Die Art und Weise, in der wir derzeit damit allein gelassen sind, und uns zunehmend von Regierungen, auch ehemals befreundeten Regierungen, wie Frankreichs Regierung Hollande, umgeben sehen, die jetzt ihren Nationalismus gegen den europäischen Gedanken setzen, schmerzt.

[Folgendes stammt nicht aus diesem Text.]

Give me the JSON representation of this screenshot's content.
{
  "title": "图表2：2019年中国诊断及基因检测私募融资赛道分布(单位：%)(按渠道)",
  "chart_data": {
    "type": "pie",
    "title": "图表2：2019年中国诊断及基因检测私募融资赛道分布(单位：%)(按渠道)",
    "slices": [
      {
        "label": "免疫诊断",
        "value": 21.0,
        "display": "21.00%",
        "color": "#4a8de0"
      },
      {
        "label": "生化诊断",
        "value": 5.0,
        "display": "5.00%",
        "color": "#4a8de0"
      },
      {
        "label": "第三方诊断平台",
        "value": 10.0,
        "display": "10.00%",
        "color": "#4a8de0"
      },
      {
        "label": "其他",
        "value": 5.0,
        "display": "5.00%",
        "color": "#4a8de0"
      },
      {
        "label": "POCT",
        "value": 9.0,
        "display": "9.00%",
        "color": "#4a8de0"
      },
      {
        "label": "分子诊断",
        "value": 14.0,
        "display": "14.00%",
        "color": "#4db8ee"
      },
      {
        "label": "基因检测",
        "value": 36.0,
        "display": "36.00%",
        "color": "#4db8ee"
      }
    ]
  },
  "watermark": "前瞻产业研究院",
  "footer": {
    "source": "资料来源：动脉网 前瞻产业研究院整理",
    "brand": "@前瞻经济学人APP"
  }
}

Weder Frankreich noch England haben ein Recht, europäische Probleme an andere zu delegieren und sich selbst von der Lösung auszunehmen. Noch schlimmer ist das Paktieren mit Ländern, die sich vollends einer Lösung der Flüchtlingskrise unter Beibehaltung des Schengenraumes verweigern. Die Annäherung an Polen ist unter den derzeitigen Umständen ein Schlag ins Gesicht von uns Deutschen. Die Engländer sollten dann lieber gleich die Konsequenzen ziehen und die EU verlassen!

Angesichts dieser neuen europäischen Krise ist Politik nicht mehr das, was die da oben machen, sie ist nicht abstrakt und das Verhalten von Franzosen und Engländern, von dänischen und schwedischen Regierungen schlägt direkt auf uns deutsche Bürger zurück. Es wird für uns keine Lösung der Flüchtlingskrise geben, wenn die EU sich verweigert. Allerdings wird es dann auch keine Lösung für die EU geben, was weitreichende Konsequenzen für die Mitgliedsstaaten haben wird. Die eingeschränkte Reisefreiheit und der Verlust der gemeinsamen Währung sind dann vorprogrammiert. Wie lange der gemeinsame Wirtschaftsraum dann noch funktioniert, dürfte äußerst fraglich sein!

Wenn die wichtigsten EU-Partner nicht bereit sind mit Deutschland zusammen einen gemeinsamen Puffer für die Flüchtlingsströme zu bilden und stattdessen zur Nationalstaaterei zurückkehren, wird auch Deutschland das Problem nicht lösen können. Dann werden wir wieder ein Europa der Grenzen haben. Auch der Grenzen zwischen Deutschland und Frankreich.

Ich persönlich überlege mir inzwischen, ob und wann ich mein ehemaliges Lieblingsland in Europa wieder besuchen werde. An Dänemark habe ich schon eine Absage erteilt, die Briten sehen mich so bald nicht mehr, aber Frankreich Adieu zu sagen, das schmerzt wirklich!